ユーロファイタープロジェクトから抜けた仏は単独でラファールを開発

ヨーロッパにおける装備品の共同開発では、前回に解説したような事情から、寄り合い所帯で全員の意思統一がないと話が進まない体制になる場合が多い。すると、何か計画に変更を加える必要が生じた時になかなか話がまとまらなくなるし、1ヵ国の脱退表明が計画の危機に結び付くといった事態にもつながりやすい。

例えば、ユーロファイター・タイフーンは当初、イギリス・ドイツ・イタリア・スペイン・フランスの5ヵ国が参画していた。
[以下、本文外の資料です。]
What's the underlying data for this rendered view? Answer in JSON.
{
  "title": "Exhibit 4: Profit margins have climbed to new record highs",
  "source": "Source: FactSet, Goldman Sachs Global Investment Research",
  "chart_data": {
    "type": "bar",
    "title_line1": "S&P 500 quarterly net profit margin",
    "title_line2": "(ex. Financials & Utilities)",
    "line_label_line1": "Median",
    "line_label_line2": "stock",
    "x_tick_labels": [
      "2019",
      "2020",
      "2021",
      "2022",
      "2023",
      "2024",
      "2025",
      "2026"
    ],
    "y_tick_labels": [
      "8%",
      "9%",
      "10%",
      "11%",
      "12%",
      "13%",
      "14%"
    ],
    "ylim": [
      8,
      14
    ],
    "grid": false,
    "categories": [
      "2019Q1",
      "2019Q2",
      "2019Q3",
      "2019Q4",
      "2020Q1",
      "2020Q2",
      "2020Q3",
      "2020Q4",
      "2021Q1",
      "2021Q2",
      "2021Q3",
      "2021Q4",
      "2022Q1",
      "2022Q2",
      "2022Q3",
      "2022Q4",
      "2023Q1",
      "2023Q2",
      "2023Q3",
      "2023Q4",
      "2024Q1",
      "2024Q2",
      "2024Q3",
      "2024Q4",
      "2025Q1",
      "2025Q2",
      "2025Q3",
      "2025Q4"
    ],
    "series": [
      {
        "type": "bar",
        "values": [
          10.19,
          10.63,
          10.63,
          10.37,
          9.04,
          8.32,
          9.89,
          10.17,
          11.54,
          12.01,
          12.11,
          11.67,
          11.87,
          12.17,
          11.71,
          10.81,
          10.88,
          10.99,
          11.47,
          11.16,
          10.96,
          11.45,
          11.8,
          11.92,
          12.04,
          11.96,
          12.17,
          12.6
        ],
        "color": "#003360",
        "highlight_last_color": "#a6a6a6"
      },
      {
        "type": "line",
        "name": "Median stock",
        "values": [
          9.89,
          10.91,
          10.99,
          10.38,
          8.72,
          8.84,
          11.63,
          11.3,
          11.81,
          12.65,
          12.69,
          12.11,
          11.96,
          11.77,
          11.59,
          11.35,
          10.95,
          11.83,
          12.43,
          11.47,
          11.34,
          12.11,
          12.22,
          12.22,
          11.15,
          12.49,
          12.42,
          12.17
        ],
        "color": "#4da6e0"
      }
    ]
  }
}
ところが、他の4ヵ国と比べるとフランスが求める機体規模が小さく、かつ自国製エンジンの搭載に固執したことから、結果的にフランスは脱退、単独でラファールを開発することになった。

イギリス・ドイツ・イタリア・スペインの4ヵ国によって共同開発され、オーストリアとサウジアラビアから受注を得ている「ユーロファイター・タイフーン」。日本・インド・スイスにも売り込みをかけているところだ Photo:Eurofighter GmbH

1国ですべて行ったためラファールの開発は比較的順調に進んだが、その代わりに経費の上昇はすべて自国で引き受けざるを得ない状況にある。それをカバーするために、年度ごとの支出を抑えてスケジュールを引き伸ばしたことから、総経費は増加しており、納入も当初の予定より遅れている。

しかも、機体の仕様をフランス軍の要求に合わせすぎたせいなのか、いまだに輸出商談を1つも獲得できていない。現在、アラブ首長国連邦、リビア、ブラジル、インド、スイスなどに売り込んでいるが、いずれも選定段階で結果が出ていない。

ユーロファイター計画から離脱したフランスが独自に開発した「ラファール」。開発は比較的順調に進んだが、まだ自国以外からの発注はない Photo:フランス国防省

一方、残された4ヵ国とユーロファイターはどうなったかというと、冷戦崩壊後に東西統合を実現したドイツが財政事情が厳しくなった都合から脱退を言い出し、空中分解の一歩手前まで行った。検討の結果、他の選択肢ではもっと高くつくと判断されたため、ドイツの脱退は回避されたが、1ヵ国が抜けるだけでも計画が空中分解しかねない一例ではある。タイフーンの前に開発したトーネードでも、カナダ、ベルギー、オランダが途中で計画から抜けている。

海上の「ホライゾン」と陸上の「ボクサー装甲車」の開発でもトラブル

海の上では、イギリス・フランス・イタリアが共同で防空フリゲート「ホライゾン」を開発していたが、これまたお約束の「要求仕様の相違」によりイギリスが脱退し、フランスとイタリアによる計画になって現在に至る。一方のイギリスは独自に45型ミサイル駆逐艦を開発、1番艦が就役したばかりだ。

もっとも、ホライゾン計画が分裂した後も、艦対空ミサイルや指揮管制装置といった戦闘システムの多くは共用しているので、その面では共同開発の果実はあったと言える。ただし、中核となる多機能レーダーはそれぞれ別々の、もちろん自国企業が関わっている製品を載せているのだから笑えない。

陸の上では、イギリス・オランダ・ドイツが共同でボクサー装甲車を開発していたが、イギリスが「財政難」を理由に脱退、残されたドイツとオランダが資金負担や生産分担の体制を見直した上で開発・生産を進めている。ところが、計画から脱退したはずのイギリスが、別件の汎用装甲車調達計画でボクサーを候補の1つに挙げたのだから、正に欧州情勢は複雑怪奇だ(採用には至らなかったが)。

このように、国際共同開発は「成功すれば天国、トラブルが出れば悪夢」という性質を備えている。しかし、財政的にも技術的にも、単独で新しい装備品を開発できる事例は少なくなってきており、しかも各国とも「産業基盤の維持」という課題を抱えている。そのため、苦労を承知の上で国際共同開発を進めるしかないというのが現状だ。

余談だが、国際共同開発においてはプロジェクトの名称が問題になりやすい。参加するいずれの国の言葉にも含まれている単語にしたいからだ。例えば、コンコルドでは、スペルをイギリス式に「Concord」にするか、それともフランス式に「Concorde」にするかで揉めて、後者に決着した話は有名だ。

実はユーロファイターも悩ましいところがある。「タイフーン」に決まったのはいいが、ドイツにとってはいささか面白くないだろう。というのも、第2次世界大戦中、イギリス空軍の戦闘爆撃機・ホーカー・タイフーンに自慢の陸軍が散々な目に遭わされた話を思い出しそうだからだ。そのせいか、ドイツ空軍における制式名称は「ユーロファイターEF2000」で、「タイフーン」という愛称が付けられる前と同じだ。